Medicare Devours the Federal Government
In the last few years, the Medicare trustees' annual financial report has been met with complacency. Because Medicare's fiscal problems appear not to be worsening, people think they can stop worrying. Nothing could be further from the truth.
Indeed, the trustees themselves insist that, "notwithstanding recent favorable developments, current-law projections indicate that Medicare still faces a substantial financial shortfall that will need to be addressed with further legislation. Such legislation should be enacted sooner rather than later to minimize the impact on beneficiaries, providers, and taxpayers."
In 2014, Medicare's taxes and premiums added up to $342 billion — but its spending amounted to $600 billion, just short of defense- and security-related spending. The program accounts for 11 percent of federal tax and fee revenue but 17 percent of federal spending.
Medicare's finances are unnecessarily confusing because of the artificial distinction between the Hospital Insurance Trust Fund (Part A) and the Supplemental Medical Insurance Trust Fund (Part B, for physician payment, and Part D, for outpatient prescription drugs).
The Hospital Insurance Trust Fund is deceptive. It is financed by payroll taxes, and for many years the revenue was more than what was required to pay hospital claims. The government spent the surplus on other things. When it took a million dollars out of the drawer labeled "Medicare" and transferred the money to the drawer labeled "Navy," it left a $1 million Treasury note in its place. Absurdly, the pile of notes resulting from these transfers is called the Medicare Trust Fund.
Suppose Mr. & Mrs. Smith put aside some of their income for a college fund for their four kids. Then they decide to spend the money on a vacation. So they replace the money with an IOU stating, "The Smith family will pay its kids' college tuition." Nobody would consider that an asset. The money is gone.
Remarkably, even with no real money in the trust fund, it is going bust. According to the trustees, "the HI trust fund has not met the Trustees' formal test of short range financial adequacy since 2003." Since 2008 payroll taxes have not covered Medicare's hospital claims. So Medicare has been giving "Trust Fund" IOUs back to the Treasury (which the Treasury redeems by issuing more IOUs to investors). The last "Trust Fund" IOU will be turned in by 2030. What then?
And then there is Part B, financed primarily by beneficiaries' premiums, which pays (among other costs) physicians' claims. Until this year payments to physicians were governed by a fantasy formula called the Sustainable Growth Rate (SGR). At least once a year Congress passed a short-term boost to physicians' pay so that they earned enough to keep seeing Medicare patients, but it made long-term spending projections a laughingstock.
Earlier this year, Congress passed a long-term increase, hiking doctors' pay for ten years and adding $141 billion to the deficit. But this so-called fix is still unrealistic, because it merely kicks the can down the road a decade.
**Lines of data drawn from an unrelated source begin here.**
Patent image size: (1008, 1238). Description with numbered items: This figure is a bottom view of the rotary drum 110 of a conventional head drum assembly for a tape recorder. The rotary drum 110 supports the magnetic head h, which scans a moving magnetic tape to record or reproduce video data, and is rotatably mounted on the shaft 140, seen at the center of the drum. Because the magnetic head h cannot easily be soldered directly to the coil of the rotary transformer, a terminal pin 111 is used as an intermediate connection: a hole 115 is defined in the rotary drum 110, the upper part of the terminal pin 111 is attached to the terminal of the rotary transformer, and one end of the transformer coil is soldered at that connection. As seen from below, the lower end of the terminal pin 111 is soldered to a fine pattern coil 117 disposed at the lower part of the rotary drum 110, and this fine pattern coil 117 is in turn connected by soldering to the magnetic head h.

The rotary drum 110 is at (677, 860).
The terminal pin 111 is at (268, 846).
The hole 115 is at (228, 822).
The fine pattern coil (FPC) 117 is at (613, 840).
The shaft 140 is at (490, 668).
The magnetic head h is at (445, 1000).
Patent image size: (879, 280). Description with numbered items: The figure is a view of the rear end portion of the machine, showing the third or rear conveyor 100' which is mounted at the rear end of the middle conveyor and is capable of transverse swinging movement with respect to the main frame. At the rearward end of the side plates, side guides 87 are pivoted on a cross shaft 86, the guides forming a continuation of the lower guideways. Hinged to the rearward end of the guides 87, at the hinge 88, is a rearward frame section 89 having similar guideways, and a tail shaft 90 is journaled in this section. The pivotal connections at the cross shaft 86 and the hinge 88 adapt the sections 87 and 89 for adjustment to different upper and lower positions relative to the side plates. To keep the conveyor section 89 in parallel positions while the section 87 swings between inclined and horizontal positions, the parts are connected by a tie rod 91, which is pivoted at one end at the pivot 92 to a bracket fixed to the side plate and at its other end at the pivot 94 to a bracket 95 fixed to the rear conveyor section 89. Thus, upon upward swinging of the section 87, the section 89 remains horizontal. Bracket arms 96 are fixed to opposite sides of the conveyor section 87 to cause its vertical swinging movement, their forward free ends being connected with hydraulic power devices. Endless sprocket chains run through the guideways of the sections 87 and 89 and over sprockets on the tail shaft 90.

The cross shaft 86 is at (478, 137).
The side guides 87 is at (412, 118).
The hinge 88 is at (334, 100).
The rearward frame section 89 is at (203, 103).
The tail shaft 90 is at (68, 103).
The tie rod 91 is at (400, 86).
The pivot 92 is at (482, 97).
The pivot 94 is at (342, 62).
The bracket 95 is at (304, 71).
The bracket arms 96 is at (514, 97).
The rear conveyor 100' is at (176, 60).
According to the trustees, the bonuses
are scheduled to expire in 2025, resulting in a significant one-time payment reduction for most physicians.
In addition, the law specifies the physician payment update amounts for all years in the future, and these amounts do not vary based on underlying economic conditions, nor are they expected to keep pace with the average rate of physician cost increases.
By 2025 at the latest (and perhaps as early as 2018 by my reckoning), organized medicine will once again declare the payment system broken and demand more deficit-financed pay hikes.
For this and other reasons, the report also includes an "illustrative alternative" (that is, "realistic") scenario, in which long-term Medicare spending will be 50 percent higher than the official estimate — 9.1 percent of Gross Domestic Product in 2089, instead of "just" 6 percent.
Okay, that is 74 years from now. However, Medicare has been with us for half a century, and its fiscal problems have been recognized for decades. Neither the people nor the politicians have taken the first step to fixing its finances. The complacent response to the latest trustees' report suggests its warnings will pass unheeded once again.
John R. Graham is an Independent Institute senior fellow and a senior fellow at the National Center for Policy Analysis.